Saturday, August 21, 2010

Real estate downturn hits the economy

The strong economic recovery highlighted in this post has stalled. I assumed a reversal in housing activity to slow down the entire economy but still remain in positive growth. That is now being tested with negative results showing up in some key reports.

Leading indicators (July 2010)

The composite leading index slowed to a 0.4% increase in July, after a gain of 0.7% in June. Most of the slowdown originated in the household sector, where three components fell. None of the seven other components decreased.




Jobs (July 2010)

The number of workers in the education sector was down by 65,000 in July. The large drop in educational services in July was spread across several occupation groups, including educational assistants, teachers and administrators in primary and secondary schools as well as custodial staff.

In July, employment decreased in finance, insurance, real estate and leasing (-30,000), bringing employment in this industry back to its July 2009 level.


(I expect next months report to be better because the loss of 65,000 educational jobs is unlikely to be repeated)

GDP (May 2010)

Sales of existing homes fell significantly in several parts of the country in May, resulting in an 11.3% decrease in the output of real estate agents and brokers. This marked the fifth consecutive monthly decline in this industry.

The question is whether this is leading to a double dip recession or just a slowing in the rate of growth.

6 comments:

Radley77 said...

There seems to be more reflection in the Canadian bond market now with 10 year yields at lowest since the crisis. Housing starts are also down in the US, with high inventory levels in the resale market creating downward pressure on prices. Leading US indicators are also not looking good.

Carioca Canuck said...

There never was growth, or a strong economic recovery.

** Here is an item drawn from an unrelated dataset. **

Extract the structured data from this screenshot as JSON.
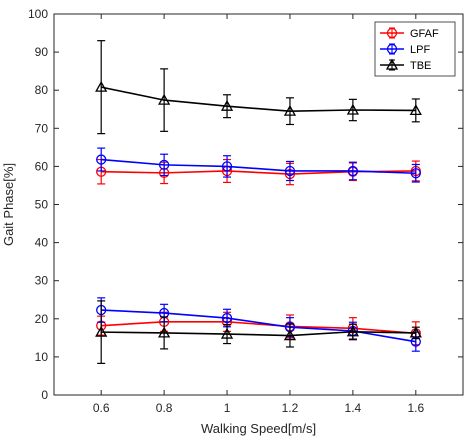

Artificially created government stimulus, along with manipulative data mining by "economists" and blatant lying by the special interest funded "news media" created the "Houdiniesque" figures for the illusion that was publicly touted for the last 24 months.

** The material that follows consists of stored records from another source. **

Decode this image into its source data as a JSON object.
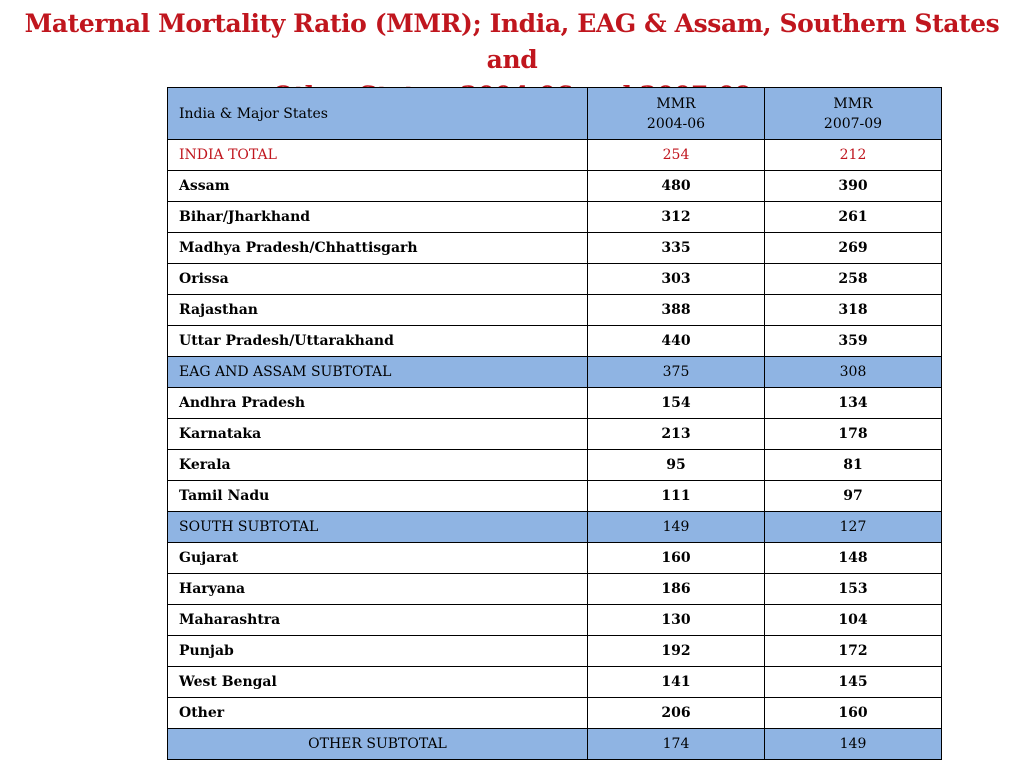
{
  "title": {
    "line1": "Maternal Mortality Ratio (MMR); India, EAG & Assam, Southern States and",
    "line2": "Other States, 2004-06 and 2007-09"
  },
  "table": {
    "header": {
      "state": "India & Major States",
      "col1_line1": "MMR",
      "col1_line2": "2004-06",
      "col2_line1": "MMR",
      "col2_line2": "2007-09"
    },
    "rows": [
      {
        "state": "INDIA TOTAL",
        "mmr_2004_06": "254",
        "mmr_2007_09": "212"
      },
      {
        "state": "Assam",
        "mmr_2004_06": "480",
        "mmr_2007_09": "390"
      },
      {
        "state": "Bihar/Jharkhand",
        "mmr_2004_06": "312",
        "mmr_2007_09": "261"
      },
      {
        "state": "Madhya Pradesh/Chhattisgarh",
        "mmr_2004_06": "335",
        "mmr_2007_09": "269"
      },
      {
        "state": "Orissa",
        "mmr_2004_06": "303",
        "mmr_2007_09": "258"
      },
      {
        "state": "Rajasthan",
        "mmr_2004_06": "388",
        "mmr_2007_09": "318"
      },
      {
        "state": "Uttar Pradesh/Uttarakhand",
        "mmr_2004_06": "440",
        "mmr_2007_09": "359"
      },
      {
        "state": "EAG AND ASSAM SUBTOTAL",
        "mmr_2004_06": "375",
        "mmr_2007_09": "308"
      },
      {
        "state": "Andhra Pradesh",
        "mmr_2004_06": "154",
        "mmr_2007_09": "134"
      },
      {
        "state": "Karnataka",
        "mmr_2004_06": "213",
        "mmr_2007_09": "178"
      },
      {
        "state": "Kerala",
        "mmr_2004_06": "95",
        "mmr_2007_09": "81"
      },
      {
        "state": "Tamil Nadu",
        "mmr_2004_06": "111",
        "mmr_2007_09": "97"
      },
      {
        "state": "SOUTH  SUBTOTAL",
        "mmr_2004_06": "149",
        "mmr_2007_09": "127"
      },
      {
        "state": "Gujarat",
        "mmr_2004_06": "160",
        "mmr_2007_09": "148"
      },
      {
        "state": "Haryana",
        "mmr_2004_06": "186",
        "mmr_2007_09": "153"
      },
      {
        "state": "Maharashtra",
        "mmr_2004_06": "130",
        "mmr_2007_09": "104"
      },
      {
        "state": "Punjab",
        "mmr_2004_06": "192",
        "mmr_2007_09": "172"
      },
      {
        "state": "West Bengal",
        "mmr_2004_06": "141",
        "mmr_2007_09": "145"
      },
      {
        "state": "Other",
        "mmr_2004_06": "206",
        "mmr_2007_09": "160"
      },
      {
        "state": "OTHER SUBTOTAL",
        "mmr_2004_06": "174",
        "mmr_2007_09": "149"
      }
    ]
  },
  "colors": {
    "title": "#c0161e",
    "header_fill": "#8fb4e3",
    "total_text": "#c0161e"
  }
}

I am 50 years old and have never, ever, seen the economy this bad in Alberta. Not even in the early 80's......today many hard assets have deflated by 20-35% and/or sales of some have also gone down by 35-50%......and we're just at the top of the downward slope.

I have been here since 1973.......

BearClaw said...

Radley,

It's on the wire now. Do you think there will be (or is) a double dip recession here and in the US?

CC,

By almost any metric the current Alberta recovery puts the economy in much better shape than the early 80s.

squidly77 said...

No Bearclaw your wrong-the Alberta economy is completely dead and this is indeed much worse than the eighties-we are just not seeing it yet.

Take for example the Alberta governments recent change to the immigration policy-they know what's coming.

I am not sure what recovery you speak off-Alberta's last mega project will wrap up in Oct-Albian sands-scotford upgrader will then be done. There are no more projects scheduled.

The lipstick will soon be off the Pig.

Carioca Canuck said...

Alberta recovery ????? On what planet are you Kevin.....ROTFLMAO !!!!!

Kool-Aid Kool-Aid tastes great !!!

Kool-Aid Kool-Aid can't wait !!!

Carioca Canuck said...

Forgot to add that both you and Rsdley weren't even born in the early 80's, therefore you can only look at words on paper as your point of reference. And I understand the problem that poses....

I was busy winding a $100MM mortgage portfolio down to $40MM for the National Trust Company......which is incidentally now called the Metropolitan Bar and Grill in TD Square.